Kia VangAs the fifth-oldest child in a family of 15 siblings—ages 4 to 34—Kia Vang knows finding a way to stand out in a crowd can be a challenge.

However, as a past beneficiary of a number of Junior Achievement programs during her childhood that she says helped her do just that, she’s now serving as a volunteer to a new generation of JA students to help pass on what she learned.

Vang, 25, the daughter of Hmong refugees who immigrated to Minnesota in 1994, is a Certified Retirement Service Professional at Wells Fargo Institutional Retirement and Trust in Minneapolis. She says that as far back as elementary school, JA taught her lessons that still help her today.
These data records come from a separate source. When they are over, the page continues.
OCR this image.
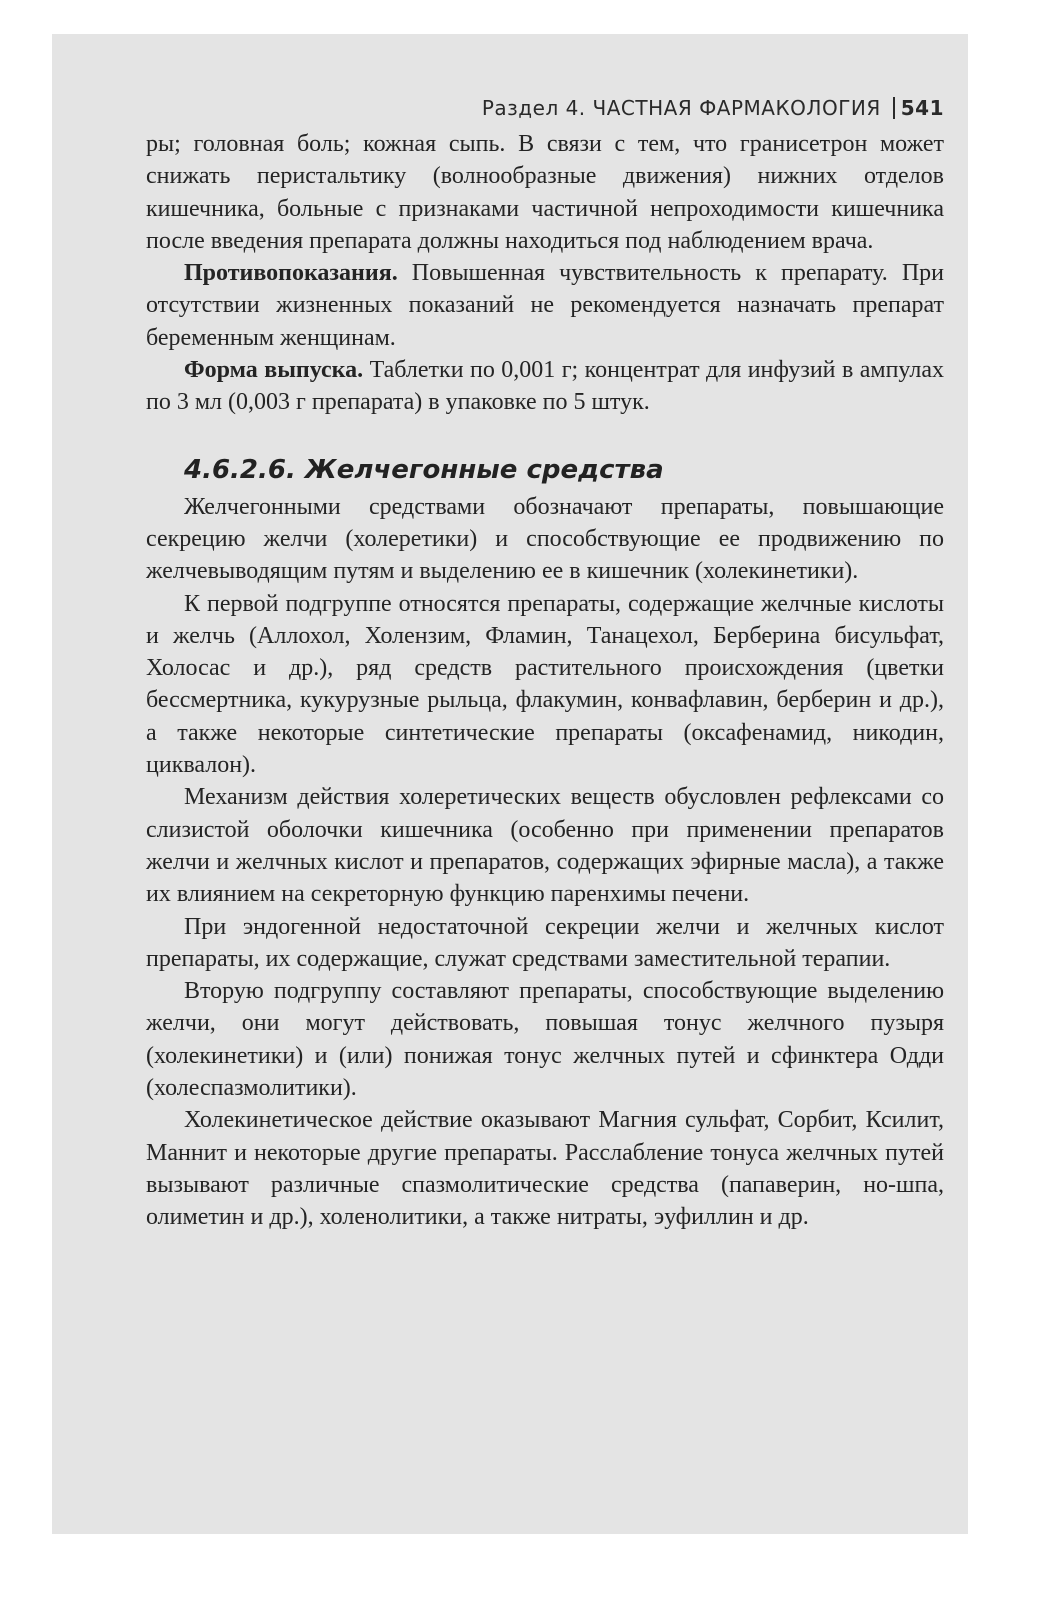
Раздел 4. ЧАСТНАЯ ФАРМАКОЛОГИЯ 541

ры; головная боль; кожная сыпь. В связи с тем, что гранисетрон может снижать перистальтику (волнообразные движения) нижних отделов кишечника, больные с признаками частичной непроходимости кишечника после введения препарата должны находиться под наблюдением врача.

Противопоказания. Повышенная чувствительность к препарату. При отсутствии жизненных показаний не рекомендуется назначать препарат беременным женщинам.

Форма выпуска. Таблетки по 0,001 г; концентрат для инфузий в ампулах по 3 мл (0,003 г препарата) в упаковке по 5 штук.

4.6.2.6. Желчегонные средства

Желчегонными средствами обозначают препараты, повышающие секрецию желчи (холеретики) и способствующие ее продвижению по желчевыводящим путям и выделению ее в кишечник (холекинетики).

К первой подгруппе относятся препараты, содержащие желчные кислоты и желчь (Аллохол, Холензим, Фламин, Танацехол, Берберина бисульфат, Холосас и др.), ряд средств растительного происхождения (цветки бессмертника, кукурузные рыльца, флакумин, конвафлавин, берберин и др.), а также некоторые синтетические препараты (оксафенамид, никодин, циквалон).

Механизм действия холеретических веществ обусловлен рефлексами со слизистой оболочки кишечника (особенно при применении препаратов желчи и желчных кислот и препаратов, содержащих эфирные масла), а также их влиянием на секреторную функцию паренхимы печени.

При эндогенной недостаточной секреции желчи и желчных кислот препараты, их содержащие, служат средствами заместительной терапии.

Вторую подгруппу составляют препараты, способствующие выделению желчи, они могут действовать, повышая тонус желчного пузыря (холекинетики) и (или) понижая тонус желчных путей и сфинктера Одди (холеспазмолитики).

Холекинетическое действие оказывают Магния сульфат, Сорбит, Ксилит, Маннит и некоторые другие препараты. Расслабление тонуса желчных путей вызывают различные спазмолитические средства (папаверин, но-шпа, олиметин и др.), холенолитики, а также нитраты, эуфиллин и др.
“When I was in sixth grade, I had my first JA class at Cherokee High Elementary,” Vang says. “I remember taking courses that taught us about making our own brand and learning about career paths. One of the big lessons was that how we see ourselves is how the workforce is going to see us. As a sixth-grader, I was really attracted to that because I was attracted to being successful.”

In addition to the financial literacy and career preparation skills Vang learned from JA, she also had the opportunity to attend JA BizTown, an experience that left a dramatic mark.
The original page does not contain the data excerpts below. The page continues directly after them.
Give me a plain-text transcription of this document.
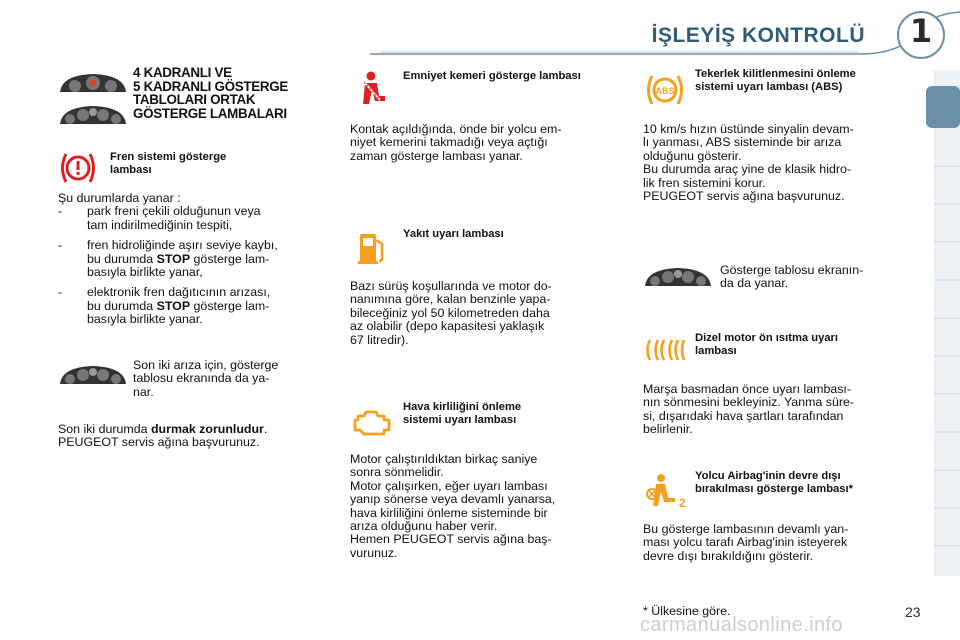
İŞLEYİŞ KONTROLÜ	1
4 KADRANLI VE
5 KADRANLI GÖSTERGE
TABLOLARI ORTAK
GÖSTERGE LAMBALARI
Fren sistemi gösterge
lambası

Şu durumlarda yanar :

- park freni çekili olduğunun veya
tam indirilmediğinin tespiti,
- fren hidroliğinde aşırı seviye kaybı,
bu durumda STOP gösterge lam-
basıyla birlikte yanar,
- elektronik fren dağıtıcının arızası,
bu durumda STOP gösterge lam-
basıyla birlikte yanar.
Son iki arıza için, gösterge
tablosu ekranında da ya-
nar.
Son iki durumda durmak zorunludur.
PEUGEOT servis ağına başvurunuz.
Emniyet kemeri gösterge lambası
Kontak açıldığında, önde bir yolcu em-
niyet kemerini takmadığı veya açtığı
zaman gösterge lambası yanar.
Yakıt uyarı lambası
Bazı sürüş koşullarında ve motor do-
nanımına göre, kalan benzinle yapa-
bileceğiniz yol 50 kilometreden daha
az olabilir (depo kapasitesi yaklaşık
67 litredir).
Hava kirliliğini önleme
sistemi uyarı lambası
Motor çalıştırıldıktan birkaç saniye
sonra sönmelidir.
Motor çalışırken, eğer uyarı lambası
yanıp sönerse veya devamlı yanarsa,
hava kirliliğini önleme sisteminde bir
arıza olduğunu haber verir.
Hemen PEUGEOT servis ağına baş-
vurunuz.
ABS
Tekerlek kilitlenmesini önleme
sistemi uyarı lambası (ABS)
10 km/s hızın üstünde sinyalin devam-
lı yanması, ABS sisteminde bir arıza
olduğunu gösterir.
Bu durumda araç yine de klasik hidro-
lik fren sistemini korur.
PEUGEOT servis ağına başvurunuz.
Gösterge tablosu ekranın-
da da yanar.
Dizel motor ön ısıtma uyarı
lambası
Marşa basmadan önce uyarı lambası-
nın sönmesini bekleyiniz. Yanma süre-
si, dışarıdaki hava şartları tarafından
belirlenir.
2
Yolcu Airbag'inin devre dışı
bırakılması gösterge lambası*
Bu gösterge lambasının devamlı yan-
ması yolcu tarafı Airbag'inin isteyerek
devre dışı bırakıldığını gösterir.
* Ülkesine göre.
carmanualsonline.info
23
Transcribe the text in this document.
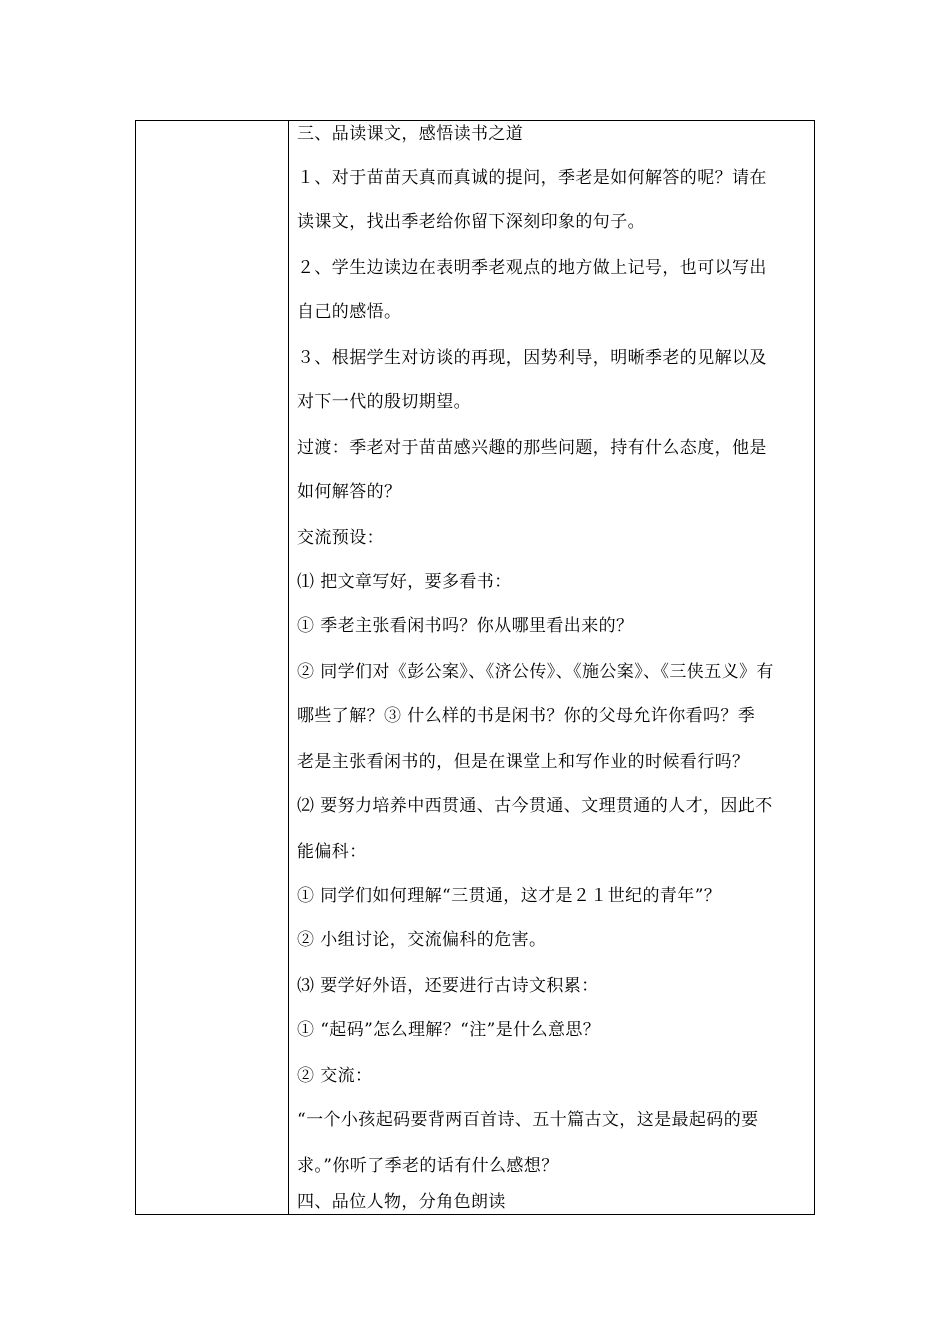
三、品读课文，感悟读书之道
１、对于苗苗天真而真诚的提问，季老是如何解答的呢？请在
读课文，找出季老给你留下深刻印象的句子。
２、学生边读边在表明季老观点的地方做上记号，也可以写出
自己的感悟。
３、根据学生对访谈的再现，因势利导，明晰季老的见解以及
对下一代的殷切期望。
过渡：季老对于苗苗感兴趣的那些问题，持有什么态度，他是
如何解答的？
交流预设：
⑴ 把文章写好，要多看书：
① 季老主张看闲书吗？你从哪里看出来的？
② 同学们对《彭公案》、《济公传》、《施公案》、《三侠五义》有
哪些了解？③ 什么样的书是闲书？你的父母允许你看吗？季
老是主张看闲书的，但是在课堂上和写作业的时候看行吗？
⑵ 要努力培养中西贯通、古今贯通、文理贯通的人才，因此不
能偏科：
① 同学们如何理解“三贯通，这才是２１世纪的青年”？
② 小组讨论，交流偏科的危害。
⑶ 要学好外语，还要进行古诗文积累：
① “起码”怎么理解？“注”是什么意思？
② 交流：
“一个小孩起码要背两百首诗、五十篇古文，这是最起码的要
求。”你听了季老的话有什么感想？
四、品位人物，分角色朗读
“In JA BizTown, you get to take on the role of any number of jobs, like a banker or a construction worker,” she explains. “I was the mayor, so I got to run the town! You had to campaign, you had to give speeches and you had to win the election. It was so much fun, but it was also really great because it helped teach me to be an effective communicator at a young age. I really appreciate JA for that. It helped me step out of my comfort zone, and you really never know that you’re capable of so much more until you take on that role. As a sixth-grader, I thought, ‘I’m the mayor, and I did it!’”

As a result, today Vang is giving back to JA. She volunteers at JA BizTown and she also has taught seventh graders the same JA class she took as a child about career paths and personal brands. “That’s something I think that can only be taught from personal experience,” Vang says about volunteering. I told the kids I’d been in JA, and they were really excited about that. A lot of the students asked me why it was important for them to learn these things, and I told them that if they learn these lessons, they’ll be able to apply them to every area of their life. Success principles are universals; whatever you can believe, you can achieve.”